The newspaper had been aware of Greene’s connection to the Cannabis  Club for weeks, though it kept that information secret.

On the night Greene quit, she called a Dispatch reporter to provide a tip that she was about to make news. Later that same evening, Greene indicated that she had wanted to go out in a blaze of glory.

“Asked why she quit in such a dramatic way,” the newspaper reported, “she said, ‘because I wanted to draw attention to this issue. And the issue is medical marijuana. Ballot Measure 2 is a way to make medical marijuana real … most patients didn’t know the state didn’t set up the framework to get patients their medicine.

“‘If I offended anyone, I apologize, but I’m not sorry for the choice that I made.'”

The claim that the F-bomb went off accidentally came later. Greene has since stuck to that story while using “fuck it; I quit” as a marketing slogan.

“When I said, ‘fuck it, I quit,’ I joined in on the (marijuana) fight there and across the nation,” she told the Huffington Post. A YouTube promotion for the Alaska Cannabis Club featuring Greene bills her as “Charlo Greene ‘FUCK IT I QUIT’.”

The Guardian story has to be considered a coup for Greene, real name Charlene Egbe.

The story ignores the ethical issue of a reporter purporting to be objectively covering her own secret business and paints Greene as a key figure in the national debate about the legalization of marijuana.

“The 28-year-old’s case – which she has called a ‘modern day lynching’ – has raised a number of questions about the ongoing war on drugs and could have broader law enforcement implications as more US states move to legalize cannabis and regulate it like alcohol,” Levin writes.

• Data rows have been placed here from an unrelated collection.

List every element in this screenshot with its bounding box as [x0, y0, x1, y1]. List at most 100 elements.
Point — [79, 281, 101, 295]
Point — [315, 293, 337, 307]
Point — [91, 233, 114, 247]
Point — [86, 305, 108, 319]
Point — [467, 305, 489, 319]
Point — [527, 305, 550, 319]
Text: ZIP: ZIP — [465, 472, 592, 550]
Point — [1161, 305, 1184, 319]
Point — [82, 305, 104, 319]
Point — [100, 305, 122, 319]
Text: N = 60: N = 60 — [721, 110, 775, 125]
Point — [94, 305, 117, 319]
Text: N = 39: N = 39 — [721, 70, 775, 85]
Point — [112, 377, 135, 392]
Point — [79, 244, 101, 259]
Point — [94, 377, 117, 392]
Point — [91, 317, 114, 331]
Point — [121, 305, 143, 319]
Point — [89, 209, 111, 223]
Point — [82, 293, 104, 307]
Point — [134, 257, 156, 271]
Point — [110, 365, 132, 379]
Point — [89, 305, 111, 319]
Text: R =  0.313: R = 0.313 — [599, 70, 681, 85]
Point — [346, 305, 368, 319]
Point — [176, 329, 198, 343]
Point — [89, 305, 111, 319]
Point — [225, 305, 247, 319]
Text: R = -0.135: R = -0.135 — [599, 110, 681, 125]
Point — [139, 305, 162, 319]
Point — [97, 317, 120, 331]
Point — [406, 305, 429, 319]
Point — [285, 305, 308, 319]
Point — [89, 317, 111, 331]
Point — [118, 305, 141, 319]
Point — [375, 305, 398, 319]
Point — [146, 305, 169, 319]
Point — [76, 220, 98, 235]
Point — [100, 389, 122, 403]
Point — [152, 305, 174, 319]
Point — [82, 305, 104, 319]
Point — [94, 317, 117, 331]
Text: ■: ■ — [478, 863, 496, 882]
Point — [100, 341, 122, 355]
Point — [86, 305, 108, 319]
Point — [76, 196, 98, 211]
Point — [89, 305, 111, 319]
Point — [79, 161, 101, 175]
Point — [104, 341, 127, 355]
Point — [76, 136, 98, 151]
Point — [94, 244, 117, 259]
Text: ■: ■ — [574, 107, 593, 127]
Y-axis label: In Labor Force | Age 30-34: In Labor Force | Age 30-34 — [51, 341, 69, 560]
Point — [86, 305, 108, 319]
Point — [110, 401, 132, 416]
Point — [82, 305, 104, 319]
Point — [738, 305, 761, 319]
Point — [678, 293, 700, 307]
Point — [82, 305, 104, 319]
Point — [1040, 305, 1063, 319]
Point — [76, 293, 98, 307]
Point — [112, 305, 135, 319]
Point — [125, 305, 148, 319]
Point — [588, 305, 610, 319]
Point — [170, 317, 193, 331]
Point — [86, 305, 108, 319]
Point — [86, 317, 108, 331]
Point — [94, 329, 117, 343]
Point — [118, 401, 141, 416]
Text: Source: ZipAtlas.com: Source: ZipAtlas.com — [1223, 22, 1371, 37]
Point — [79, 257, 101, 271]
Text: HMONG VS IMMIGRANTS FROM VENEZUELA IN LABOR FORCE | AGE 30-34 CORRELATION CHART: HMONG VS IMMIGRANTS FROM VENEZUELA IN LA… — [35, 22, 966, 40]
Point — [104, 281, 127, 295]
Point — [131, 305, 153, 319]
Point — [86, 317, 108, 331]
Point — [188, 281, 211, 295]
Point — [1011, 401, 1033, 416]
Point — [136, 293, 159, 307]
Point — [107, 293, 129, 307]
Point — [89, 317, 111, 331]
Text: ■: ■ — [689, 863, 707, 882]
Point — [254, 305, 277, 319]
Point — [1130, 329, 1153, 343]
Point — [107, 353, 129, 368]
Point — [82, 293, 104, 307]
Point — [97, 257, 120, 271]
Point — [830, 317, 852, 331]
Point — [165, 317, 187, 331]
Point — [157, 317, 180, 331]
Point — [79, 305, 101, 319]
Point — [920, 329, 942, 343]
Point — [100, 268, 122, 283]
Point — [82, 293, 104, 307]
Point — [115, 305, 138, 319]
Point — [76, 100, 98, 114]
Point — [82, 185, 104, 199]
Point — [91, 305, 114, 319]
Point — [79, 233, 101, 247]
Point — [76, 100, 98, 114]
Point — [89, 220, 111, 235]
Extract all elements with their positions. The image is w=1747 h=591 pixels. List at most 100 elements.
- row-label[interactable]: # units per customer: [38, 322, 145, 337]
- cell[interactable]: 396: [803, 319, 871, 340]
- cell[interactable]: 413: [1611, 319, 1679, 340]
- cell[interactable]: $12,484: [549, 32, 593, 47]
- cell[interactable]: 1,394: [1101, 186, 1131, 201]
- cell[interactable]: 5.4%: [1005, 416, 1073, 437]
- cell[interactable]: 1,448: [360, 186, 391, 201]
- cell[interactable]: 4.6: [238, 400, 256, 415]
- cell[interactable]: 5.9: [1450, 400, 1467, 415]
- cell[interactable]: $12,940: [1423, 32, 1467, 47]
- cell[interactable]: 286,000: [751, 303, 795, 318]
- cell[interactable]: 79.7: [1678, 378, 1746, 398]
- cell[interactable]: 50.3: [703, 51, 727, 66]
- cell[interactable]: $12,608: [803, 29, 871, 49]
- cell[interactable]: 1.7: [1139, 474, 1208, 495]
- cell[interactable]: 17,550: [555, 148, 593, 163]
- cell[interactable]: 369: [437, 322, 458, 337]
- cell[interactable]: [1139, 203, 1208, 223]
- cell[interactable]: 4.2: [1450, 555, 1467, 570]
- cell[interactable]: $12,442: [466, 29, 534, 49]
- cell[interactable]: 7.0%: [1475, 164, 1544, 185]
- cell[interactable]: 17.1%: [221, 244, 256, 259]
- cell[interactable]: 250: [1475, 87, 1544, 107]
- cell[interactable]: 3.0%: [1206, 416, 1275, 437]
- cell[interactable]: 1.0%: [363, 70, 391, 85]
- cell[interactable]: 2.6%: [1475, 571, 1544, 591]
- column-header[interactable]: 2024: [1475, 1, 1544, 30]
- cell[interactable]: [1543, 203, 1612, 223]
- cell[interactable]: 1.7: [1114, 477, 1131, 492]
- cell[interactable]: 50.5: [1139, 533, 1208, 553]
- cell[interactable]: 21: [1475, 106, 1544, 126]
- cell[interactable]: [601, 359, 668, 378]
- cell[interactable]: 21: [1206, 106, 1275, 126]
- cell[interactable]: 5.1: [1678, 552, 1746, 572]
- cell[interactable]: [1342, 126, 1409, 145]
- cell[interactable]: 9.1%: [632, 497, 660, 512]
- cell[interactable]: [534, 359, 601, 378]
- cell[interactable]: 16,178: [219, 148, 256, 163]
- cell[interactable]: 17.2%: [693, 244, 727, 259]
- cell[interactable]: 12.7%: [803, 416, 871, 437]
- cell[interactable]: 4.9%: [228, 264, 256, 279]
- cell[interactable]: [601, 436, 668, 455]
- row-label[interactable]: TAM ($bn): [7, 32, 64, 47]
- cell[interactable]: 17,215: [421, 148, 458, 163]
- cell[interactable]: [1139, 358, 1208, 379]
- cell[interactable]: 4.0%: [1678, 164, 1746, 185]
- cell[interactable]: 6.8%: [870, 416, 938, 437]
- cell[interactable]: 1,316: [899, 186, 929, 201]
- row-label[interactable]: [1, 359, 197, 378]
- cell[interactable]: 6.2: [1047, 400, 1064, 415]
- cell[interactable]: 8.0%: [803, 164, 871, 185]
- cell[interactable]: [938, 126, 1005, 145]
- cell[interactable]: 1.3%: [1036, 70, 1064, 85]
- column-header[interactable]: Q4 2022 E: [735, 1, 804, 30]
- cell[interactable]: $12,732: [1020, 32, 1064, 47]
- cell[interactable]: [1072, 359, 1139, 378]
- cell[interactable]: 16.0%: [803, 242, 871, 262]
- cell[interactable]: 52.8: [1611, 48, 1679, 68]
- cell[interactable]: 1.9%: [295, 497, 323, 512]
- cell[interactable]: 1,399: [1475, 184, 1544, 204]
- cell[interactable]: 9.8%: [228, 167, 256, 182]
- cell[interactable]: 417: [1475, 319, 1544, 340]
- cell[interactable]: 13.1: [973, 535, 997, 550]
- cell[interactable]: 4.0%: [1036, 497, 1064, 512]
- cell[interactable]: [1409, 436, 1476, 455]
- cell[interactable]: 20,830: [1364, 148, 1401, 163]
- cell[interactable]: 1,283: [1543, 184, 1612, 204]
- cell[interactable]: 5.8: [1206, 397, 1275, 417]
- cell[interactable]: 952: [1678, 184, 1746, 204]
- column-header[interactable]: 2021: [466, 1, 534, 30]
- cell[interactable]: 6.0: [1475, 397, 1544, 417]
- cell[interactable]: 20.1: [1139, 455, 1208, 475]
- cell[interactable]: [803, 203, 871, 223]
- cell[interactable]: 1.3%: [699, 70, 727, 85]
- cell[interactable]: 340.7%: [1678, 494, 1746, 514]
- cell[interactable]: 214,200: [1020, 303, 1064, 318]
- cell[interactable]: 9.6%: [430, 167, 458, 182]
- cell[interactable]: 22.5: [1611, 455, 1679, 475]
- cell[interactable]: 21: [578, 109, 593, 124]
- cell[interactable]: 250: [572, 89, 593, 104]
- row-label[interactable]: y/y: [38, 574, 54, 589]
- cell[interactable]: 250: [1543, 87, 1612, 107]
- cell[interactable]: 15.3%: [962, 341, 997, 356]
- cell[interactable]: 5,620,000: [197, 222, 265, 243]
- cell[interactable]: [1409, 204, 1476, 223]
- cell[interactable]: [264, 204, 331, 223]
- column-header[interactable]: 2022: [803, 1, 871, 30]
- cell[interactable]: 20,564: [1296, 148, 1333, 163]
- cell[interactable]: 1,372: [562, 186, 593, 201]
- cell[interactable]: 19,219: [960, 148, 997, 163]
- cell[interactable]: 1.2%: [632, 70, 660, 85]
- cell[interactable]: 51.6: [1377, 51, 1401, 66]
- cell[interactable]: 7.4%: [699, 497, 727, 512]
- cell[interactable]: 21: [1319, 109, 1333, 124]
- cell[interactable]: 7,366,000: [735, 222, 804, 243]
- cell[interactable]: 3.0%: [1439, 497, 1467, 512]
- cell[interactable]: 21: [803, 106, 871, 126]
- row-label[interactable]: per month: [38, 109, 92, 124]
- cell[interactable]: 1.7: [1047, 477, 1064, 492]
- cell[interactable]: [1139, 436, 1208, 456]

Greene was one of three cannabis business owners charged with illegal drug sales in September of last year, as her old employer reported. The state was at the time still writing regulations to govern the marijuana business, and Greene had been among those leading the charge to challenge the bureaucratic delays.

After police searched her business, she started a GoFundMe.com fundraiser and claimed “the officer had his hand on the trigger, as I, a law-abiding citizen stared down the receiving end of an assault rifle my tax dollars paid for.” The report that Anchorage Police pointed a loaded firearm at Greene is unconfirmed.

Greene ended the GoFundMe pitch with this:

“We, as cannabis users, want freedom by any means necessary.
“We aren’t sitting around and waiting for THEM to give it back.
“We want freedom by any means necessary, and FUCK IT, we’re taking it, NOW.”

The account opened in March 2015. As of Wednesday, she had raised $665.